M. Bœckh et le Dr Arnold soutiennent avec raison qu’a l’époque de l’expédition d’Athènes contre Syracuse, et plus tard (Thucydide, VII, 57 ; VIII, 23), il n’a pu y avoir que peu, si même il y en avait, de Klêruchi athéniens résidant à Lesbos. Nous pourrions même pousser l’argument plus loin, et appliquer la même conclusion à une époque antérieure, la huitième année de la guerre (Thucydide, IV, 75), où les exilés mitylénæens furent si actifs dans leurs agressions dirigées sur Antandros et sur les autres villes, dans l’origine possessions mitylénæennes, sur le continent en face.
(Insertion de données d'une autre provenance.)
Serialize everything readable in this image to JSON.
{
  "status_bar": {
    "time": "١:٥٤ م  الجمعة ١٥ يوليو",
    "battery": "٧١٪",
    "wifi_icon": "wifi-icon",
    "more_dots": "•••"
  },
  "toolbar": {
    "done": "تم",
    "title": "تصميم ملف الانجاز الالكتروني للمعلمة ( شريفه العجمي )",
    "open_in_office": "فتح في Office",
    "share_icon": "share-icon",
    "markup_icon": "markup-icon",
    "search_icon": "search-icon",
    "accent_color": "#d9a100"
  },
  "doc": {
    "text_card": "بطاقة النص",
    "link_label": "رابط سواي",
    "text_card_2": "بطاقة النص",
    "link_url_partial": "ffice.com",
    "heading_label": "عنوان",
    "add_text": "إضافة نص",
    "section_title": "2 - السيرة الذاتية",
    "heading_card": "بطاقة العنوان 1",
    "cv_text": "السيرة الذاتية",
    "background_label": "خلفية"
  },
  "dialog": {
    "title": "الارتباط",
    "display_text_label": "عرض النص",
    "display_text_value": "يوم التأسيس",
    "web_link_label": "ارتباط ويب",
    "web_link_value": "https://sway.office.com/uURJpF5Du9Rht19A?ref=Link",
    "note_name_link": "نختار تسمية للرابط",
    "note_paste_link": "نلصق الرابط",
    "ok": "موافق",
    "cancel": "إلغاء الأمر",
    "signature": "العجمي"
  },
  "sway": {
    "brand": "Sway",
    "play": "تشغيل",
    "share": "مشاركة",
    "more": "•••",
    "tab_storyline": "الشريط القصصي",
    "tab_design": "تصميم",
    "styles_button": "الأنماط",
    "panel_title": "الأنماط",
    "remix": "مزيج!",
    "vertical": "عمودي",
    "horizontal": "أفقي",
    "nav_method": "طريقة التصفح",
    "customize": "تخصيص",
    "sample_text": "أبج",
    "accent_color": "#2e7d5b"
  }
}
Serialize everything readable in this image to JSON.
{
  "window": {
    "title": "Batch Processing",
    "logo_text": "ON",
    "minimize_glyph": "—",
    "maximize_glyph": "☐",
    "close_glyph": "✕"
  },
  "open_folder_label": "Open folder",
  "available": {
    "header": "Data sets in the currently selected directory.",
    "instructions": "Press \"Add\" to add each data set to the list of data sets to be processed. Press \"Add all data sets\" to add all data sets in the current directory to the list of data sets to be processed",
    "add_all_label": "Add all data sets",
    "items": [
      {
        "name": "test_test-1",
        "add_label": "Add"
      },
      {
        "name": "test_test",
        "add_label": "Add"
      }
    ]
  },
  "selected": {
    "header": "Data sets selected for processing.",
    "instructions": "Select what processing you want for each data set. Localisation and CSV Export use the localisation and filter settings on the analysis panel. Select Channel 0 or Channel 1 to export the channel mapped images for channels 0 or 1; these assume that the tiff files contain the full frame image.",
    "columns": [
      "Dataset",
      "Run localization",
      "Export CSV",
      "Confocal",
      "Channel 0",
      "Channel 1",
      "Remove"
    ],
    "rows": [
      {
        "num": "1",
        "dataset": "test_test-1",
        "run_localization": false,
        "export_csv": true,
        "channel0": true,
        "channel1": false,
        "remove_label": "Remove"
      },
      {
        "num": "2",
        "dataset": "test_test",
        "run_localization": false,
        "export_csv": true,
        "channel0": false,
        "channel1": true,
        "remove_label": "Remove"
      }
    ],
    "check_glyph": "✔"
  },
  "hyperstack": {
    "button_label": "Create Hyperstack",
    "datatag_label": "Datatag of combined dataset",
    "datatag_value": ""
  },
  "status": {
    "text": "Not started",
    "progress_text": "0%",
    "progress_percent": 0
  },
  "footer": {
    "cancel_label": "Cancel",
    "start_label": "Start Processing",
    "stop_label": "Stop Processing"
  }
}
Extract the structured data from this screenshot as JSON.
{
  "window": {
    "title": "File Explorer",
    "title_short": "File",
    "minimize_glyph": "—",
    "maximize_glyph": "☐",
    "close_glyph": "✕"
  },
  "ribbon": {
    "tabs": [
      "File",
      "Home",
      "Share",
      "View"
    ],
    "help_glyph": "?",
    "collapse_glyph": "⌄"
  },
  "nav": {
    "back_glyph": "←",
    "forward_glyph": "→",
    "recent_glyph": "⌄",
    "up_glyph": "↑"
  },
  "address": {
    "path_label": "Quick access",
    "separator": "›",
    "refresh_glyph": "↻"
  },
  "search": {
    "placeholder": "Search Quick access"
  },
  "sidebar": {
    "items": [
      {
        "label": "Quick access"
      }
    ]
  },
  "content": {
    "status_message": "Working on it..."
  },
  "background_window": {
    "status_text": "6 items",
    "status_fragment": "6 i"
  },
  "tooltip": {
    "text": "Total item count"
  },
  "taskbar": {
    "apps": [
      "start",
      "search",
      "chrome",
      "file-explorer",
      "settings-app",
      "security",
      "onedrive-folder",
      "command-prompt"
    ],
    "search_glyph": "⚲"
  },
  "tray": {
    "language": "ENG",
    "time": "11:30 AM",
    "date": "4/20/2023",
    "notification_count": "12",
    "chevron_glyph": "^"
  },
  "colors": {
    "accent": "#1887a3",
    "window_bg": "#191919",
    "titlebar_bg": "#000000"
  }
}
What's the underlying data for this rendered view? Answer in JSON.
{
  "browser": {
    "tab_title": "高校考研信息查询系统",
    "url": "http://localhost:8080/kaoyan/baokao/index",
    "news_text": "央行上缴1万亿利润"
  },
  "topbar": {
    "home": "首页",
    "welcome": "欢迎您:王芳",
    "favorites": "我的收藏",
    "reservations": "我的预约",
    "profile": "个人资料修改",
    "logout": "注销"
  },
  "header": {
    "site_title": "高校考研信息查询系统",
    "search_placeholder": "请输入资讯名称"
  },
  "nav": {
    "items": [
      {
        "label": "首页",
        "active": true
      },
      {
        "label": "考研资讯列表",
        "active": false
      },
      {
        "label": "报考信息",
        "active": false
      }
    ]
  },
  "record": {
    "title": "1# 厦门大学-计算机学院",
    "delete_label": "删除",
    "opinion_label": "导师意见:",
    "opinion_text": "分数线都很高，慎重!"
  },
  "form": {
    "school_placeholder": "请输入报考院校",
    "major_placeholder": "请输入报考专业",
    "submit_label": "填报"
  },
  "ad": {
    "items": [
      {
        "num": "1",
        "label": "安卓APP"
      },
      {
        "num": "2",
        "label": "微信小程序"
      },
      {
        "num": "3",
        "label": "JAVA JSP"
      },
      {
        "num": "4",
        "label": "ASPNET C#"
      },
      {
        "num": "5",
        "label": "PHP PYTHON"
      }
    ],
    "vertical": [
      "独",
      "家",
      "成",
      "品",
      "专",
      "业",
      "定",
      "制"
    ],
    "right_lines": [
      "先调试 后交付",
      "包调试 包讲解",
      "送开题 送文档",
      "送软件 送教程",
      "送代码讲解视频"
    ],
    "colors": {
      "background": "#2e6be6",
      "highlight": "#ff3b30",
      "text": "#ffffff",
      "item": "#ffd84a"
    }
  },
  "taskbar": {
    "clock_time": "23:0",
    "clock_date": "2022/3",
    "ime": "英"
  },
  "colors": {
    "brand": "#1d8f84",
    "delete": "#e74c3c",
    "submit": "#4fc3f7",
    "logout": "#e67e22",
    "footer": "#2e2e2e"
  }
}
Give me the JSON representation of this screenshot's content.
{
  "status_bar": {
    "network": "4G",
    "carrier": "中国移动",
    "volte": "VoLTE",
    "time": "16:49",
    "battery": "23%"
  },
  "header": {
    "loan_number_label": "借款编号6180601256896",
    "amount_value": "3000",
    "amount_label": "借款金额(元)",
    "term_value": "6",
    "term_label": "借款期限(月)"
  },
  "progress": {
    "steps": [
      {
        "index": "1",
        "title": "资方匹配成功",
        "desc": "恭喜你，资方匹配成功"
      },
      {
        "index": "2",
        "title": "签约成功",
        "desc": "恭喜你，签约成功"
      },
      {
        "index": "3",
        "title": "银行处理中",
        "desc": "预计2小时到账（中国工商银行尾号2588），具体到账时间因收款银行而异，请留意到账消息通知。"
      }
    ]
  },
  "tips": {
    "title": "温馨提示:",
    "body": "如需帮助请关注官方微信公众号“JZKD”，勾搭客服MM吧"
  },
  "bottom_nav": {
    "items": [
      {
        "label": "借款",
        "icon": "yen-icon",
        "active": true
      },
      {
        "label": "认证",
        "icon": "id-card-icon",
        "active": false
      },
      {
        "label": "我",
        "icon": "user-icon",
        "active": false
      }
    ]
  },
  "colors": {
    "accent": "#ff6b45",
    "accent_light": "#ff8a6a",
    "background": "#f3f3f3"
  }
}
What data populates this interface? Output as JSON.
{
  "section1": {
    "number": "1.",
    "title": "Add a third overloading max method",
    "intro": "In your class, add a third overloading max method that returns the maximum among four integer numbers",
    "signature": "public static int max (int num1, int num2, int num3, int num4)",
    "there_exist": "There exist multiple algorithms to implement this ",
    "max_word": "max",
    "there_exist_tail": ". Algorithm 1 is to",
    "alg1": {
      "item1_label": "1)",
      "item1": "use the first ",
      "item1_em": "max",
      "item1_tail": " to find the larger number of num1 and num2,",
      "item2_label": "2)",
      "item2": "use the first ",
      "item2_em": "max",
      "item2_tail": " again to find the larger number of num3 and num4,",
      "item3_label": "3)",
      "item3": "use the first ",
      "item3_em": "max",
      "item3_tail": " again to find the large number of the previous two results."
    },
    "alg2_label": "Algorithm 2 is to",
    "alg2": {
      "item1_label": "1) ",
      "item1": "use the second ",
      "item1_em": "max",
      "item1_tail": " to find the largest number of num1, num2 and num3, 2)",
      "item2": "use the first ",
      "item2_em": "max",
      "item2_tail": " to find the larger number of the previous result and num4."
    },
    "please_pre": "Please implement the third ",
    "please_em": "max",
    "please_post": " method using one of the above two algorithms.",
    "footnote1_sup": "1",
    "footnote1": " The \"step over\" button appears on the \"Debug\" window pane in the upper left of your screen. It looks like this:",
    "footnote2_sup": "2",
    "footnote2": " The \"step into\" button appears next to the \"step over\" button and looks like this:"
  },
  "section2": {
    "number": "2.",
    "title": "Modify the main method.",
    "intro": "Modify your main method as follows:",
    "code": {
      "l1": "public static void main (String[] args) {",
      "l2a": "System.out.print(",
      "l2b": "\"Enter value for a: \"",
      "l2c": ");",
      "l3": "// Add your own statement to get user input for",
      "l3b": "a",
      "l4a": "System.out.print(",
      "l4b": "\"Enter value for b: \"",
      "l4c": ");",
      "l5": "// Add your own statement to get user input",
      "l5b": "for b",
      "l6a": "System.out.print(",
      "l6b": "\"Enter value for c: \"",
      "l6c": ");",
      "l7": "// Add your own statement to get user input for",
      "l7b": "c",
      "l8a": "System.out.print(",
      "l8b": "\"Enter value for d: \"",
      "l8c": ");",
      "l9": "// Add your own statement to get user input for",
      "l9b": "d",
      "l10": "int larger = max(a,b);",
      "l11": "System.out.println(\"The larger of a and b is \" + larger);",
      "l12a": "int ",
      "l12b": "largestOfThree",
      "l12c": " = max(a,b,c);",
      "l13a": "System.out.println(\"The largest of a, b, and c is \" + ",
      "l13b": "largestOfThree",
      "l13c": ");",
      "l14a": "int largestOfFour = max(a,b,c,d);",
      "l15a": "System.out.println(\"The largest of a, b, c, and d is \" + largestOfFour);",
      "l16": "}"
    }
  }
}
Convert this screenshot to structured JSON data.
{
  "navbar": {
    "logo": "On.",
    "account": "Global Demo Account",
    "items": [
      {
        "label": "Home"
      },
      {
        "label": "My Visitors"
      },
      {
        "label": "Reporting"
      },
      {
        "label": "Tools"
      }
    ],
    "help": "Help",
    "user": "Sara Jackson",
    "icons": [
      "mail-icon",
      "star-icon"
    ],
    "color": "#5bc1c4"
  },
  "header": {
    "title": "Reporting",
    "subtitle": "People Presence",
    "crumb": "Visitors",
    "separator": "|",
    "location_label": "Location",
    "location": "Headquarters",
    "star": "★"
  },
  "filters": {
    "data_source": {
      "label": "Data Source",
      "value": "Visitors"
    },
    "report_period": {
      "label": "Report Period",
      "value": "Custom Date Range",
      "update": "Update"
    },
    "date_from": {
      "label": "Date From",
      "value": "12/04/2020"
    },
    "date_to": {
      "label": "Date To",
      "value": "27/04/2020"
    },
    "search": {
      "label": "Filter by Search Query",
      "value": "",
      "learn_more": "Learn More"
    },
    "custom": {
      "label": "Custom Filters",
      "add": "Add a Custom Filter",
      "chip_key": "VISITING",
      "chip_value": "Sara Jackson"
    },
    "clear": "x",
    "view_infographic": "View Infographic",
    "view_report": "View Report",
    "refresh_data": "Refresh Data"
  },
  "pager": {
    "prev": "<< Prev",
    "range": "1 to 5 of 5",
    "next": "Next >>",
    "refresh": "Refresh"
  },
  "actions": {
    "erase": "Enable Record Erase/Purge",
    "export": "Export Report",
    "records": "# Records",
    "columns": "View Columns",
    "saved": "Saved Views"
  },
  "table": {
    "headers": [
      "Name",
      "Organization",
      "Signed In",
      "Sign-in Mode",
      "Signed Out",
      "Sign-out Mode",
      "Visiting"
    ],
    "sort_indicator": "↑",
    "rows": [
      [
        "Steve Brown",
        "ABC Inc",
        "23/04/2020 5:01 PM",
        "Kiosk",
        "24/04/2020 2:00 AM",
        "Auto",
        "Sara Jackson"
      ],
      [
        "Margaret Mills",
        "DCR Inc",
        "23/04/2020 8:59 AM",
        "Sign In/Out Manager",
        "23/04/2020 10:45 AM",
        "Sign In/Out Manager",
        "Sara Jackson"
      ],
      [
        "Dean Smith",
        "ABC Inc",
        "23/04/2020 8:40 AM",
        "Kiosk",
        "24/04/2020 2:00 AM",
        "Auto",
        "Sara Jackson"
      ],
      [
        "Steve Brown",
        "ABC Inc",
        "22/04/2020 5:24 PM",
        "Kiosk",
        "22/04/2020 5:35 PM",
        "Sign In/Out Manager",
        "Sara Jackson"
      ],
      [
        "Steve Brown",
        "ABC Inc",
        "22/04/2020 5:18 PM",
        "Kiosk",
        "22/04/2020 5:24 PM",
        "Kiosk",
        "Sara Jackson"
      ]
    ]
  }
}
Il n’y avait pas de forces sous la main pour agir contre ces exilés, si ce n’est les άργυρόλογοι νήες. Mais s’il y avait eu des Klêruchi à Mitylênê, ils auraient probablement été en état de défaire les exilés lors de leurs premières tentatives, et auraient probablement compté parmi les forces les plus importantes pour les accabler plus tard, — tandis que Thucydide ne fait aucune allusion à eux.
De plus, le discours d’Antiphôn (de Cæde Herôd., c. 13) ne fait pas allusion à des Klêruchi athéniens, soit comme habitant dans l’île, soit même comme absents et recevant la rente annuelle mentionnée par Thucydide. Le citoyen mitylénæen, père de l’orateur qui pro nonce ce discours, avait été l’un des habitants impliqués (comme il le dit sans le vouloir) dans l’ancienne révolte de la ville contre Athènes ; depuis la déplorable fin de cette révolte, il avait continué d’être possesseur de sa propriété lesbienne, et continué également de remplir ses obligations aussi bien (obligations de chorège — χορηγίας) envers Mitylênê que (ses obligations de payement pécuniaire — τέλη) envers Athènes. Si l’on avait persisté dans l’arrangement que mentionne Thucydide, ce propriétaire mitylénæen n’aurait rien payé à la cité d’Athènes, mais seulement une rente de deux mines à quelque Klêruchos on citoyen athénien : ce qui ne peut guère se concilier avec les paroles de l’orateur telles que nous les trouvons dans Antiphôn.
[18] V. l’épigramme d’Agathias, 57, p. 377. Agathias, éd. Bonn.
Plutarque (Nikias, 6 ; cf. Plutarque, Aristeidês, c. 26) raconte le fait de Pachês qui se tue devant le dikasterion à l’occasion de son jugement de responsabilité.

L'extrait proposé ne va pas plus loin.